As you’ve probably noticed, it’s difficult to give an exact price when estimating driveway costs. This is because the cost of materials and mark ups from suppliers can vary. Before you commit any money to a driveway project, make sure to get multiple quotes so you can narrow down the exact cost of your chosen materials, plus labour.

Fill out the form at the bottom of this page and Quotatis will put you in touch with multiple experienced tradespeople. They can give you a series of quotes so you can find the best one.

We also offer advice on how to pick a driveway installer.

Budget

As with any renovation project, it’s important to know the upper limit of what you’re willing to spend. This includes every part of the driveway cost, from buying materials to paying for labour to hiring any equipment. The last thing you want is to set a modest budget, get most of the way through building your driveway and find yourself out of funds because of a cost you didn’t anticipate. After all, an unfinished driveway is not the most visually appealing thing you could add to the front of your house.

Soft materials

Assuming your driveway isn’t set at an incline, it may be possible to save some money on the materials. Slanted driveways require denser, heavier materials that will shift less in the ground. These materials tend to run at a slightly higher price. Flat driveway costs, by comparison, can be lower as you can afford to use softer materials in both the surface layers and sometimes the hardcore base.

DIY vs professionals

While we recommend using one of our highly experienced professionals, if you have a background in construction or only have a tiny area to change, DIY can be a viable option. This is most appropriate for working on small areas, no more than 5-10m2.

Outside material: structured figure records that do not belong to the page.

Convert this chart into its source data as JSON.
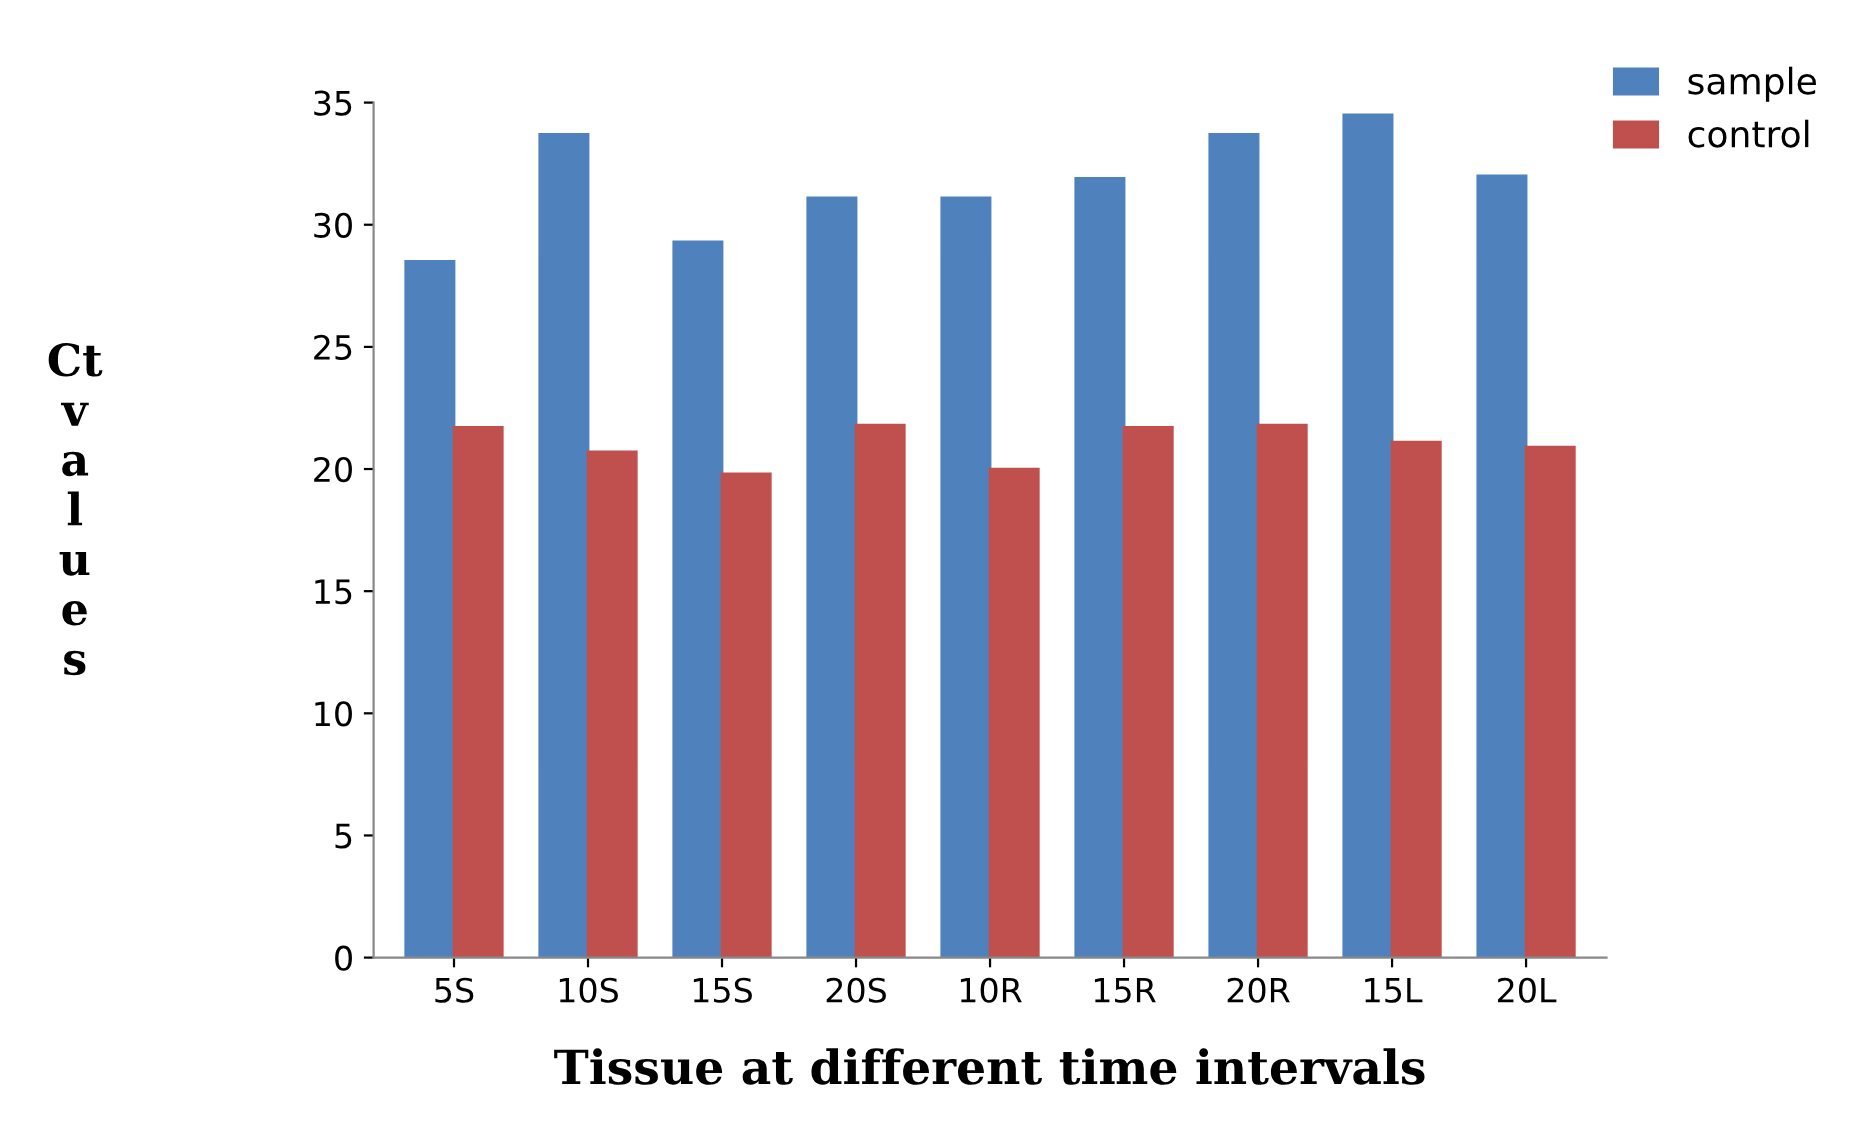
{
  "chart_data": {
    "type": "bar",
    "xlabel": "Tissue at different time intervals",
    "ylabel": "Ct\nv\na\nl\nu\ne\ns",
    "categories": [
      "5S",
      "10S",
      "15S",
      "20S",
      "10R",
      "15R",
      "20R",
      "15L",
      "20L"
    ],
    "series": [
      {
        "name": "sample",
        "color": "#4f81bd",
        "values": [
          28.5,
          33.7,
          29.3,
          31.1,
          31.1,
          31.9,
          33.7,
          34.5,
          32.0
        ]
      },
      {
        "name": "control",
        "color": "#c0504d",
        "values": [
          21.7,
          20.7,
          19.8,
          21.8,
          20.0,
          21.7,
          21.8,
          21.1,
          20.9
        ]
      }
    ],
    "ylim": [
      0,
      35
    ],
    "yticks": [
      0,
      5,
      10,
      15,
      20,
      25,
      30,
      35
    ],
    "grid": false,
    "legend": "top right"
  }
}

Alternatively, you could hire professional tradesmen to build the driveways itself and then save money by landscaping around it yourself. With this, you can add a personal touch by decorating the driveway with whatever flowers and foliage you’d love to see as you park up. A beautiful driveway can really improve the exterior of your home, and it doesn’t have to incur large driveway costs either.

Take your time

Don’t rush! It can be frustrating the longer you have to wait to get the driveway of your dreams, but if you commit to a material or design without thinking it through you might come to regret it. The downside to this, outside of being unhappy with it, is if you want to fix it, you’ll have to go through the whole renovation process again. This means you can end up spending double the money you intended to (or budgeted for) before you get what you want.

With all this information at hand, you should be armed with all you need to make the right choice for your home. Cheap options might be attractive, but if they require constant maintenance and repairs that benefit will fade over time. Conversely, the most expensive choice doesn’t mean it’s the most appropriate. Ultimately, it’s about balancing functionality, aesthetics and the total cost of paving a driveway to get the installation of your dreams.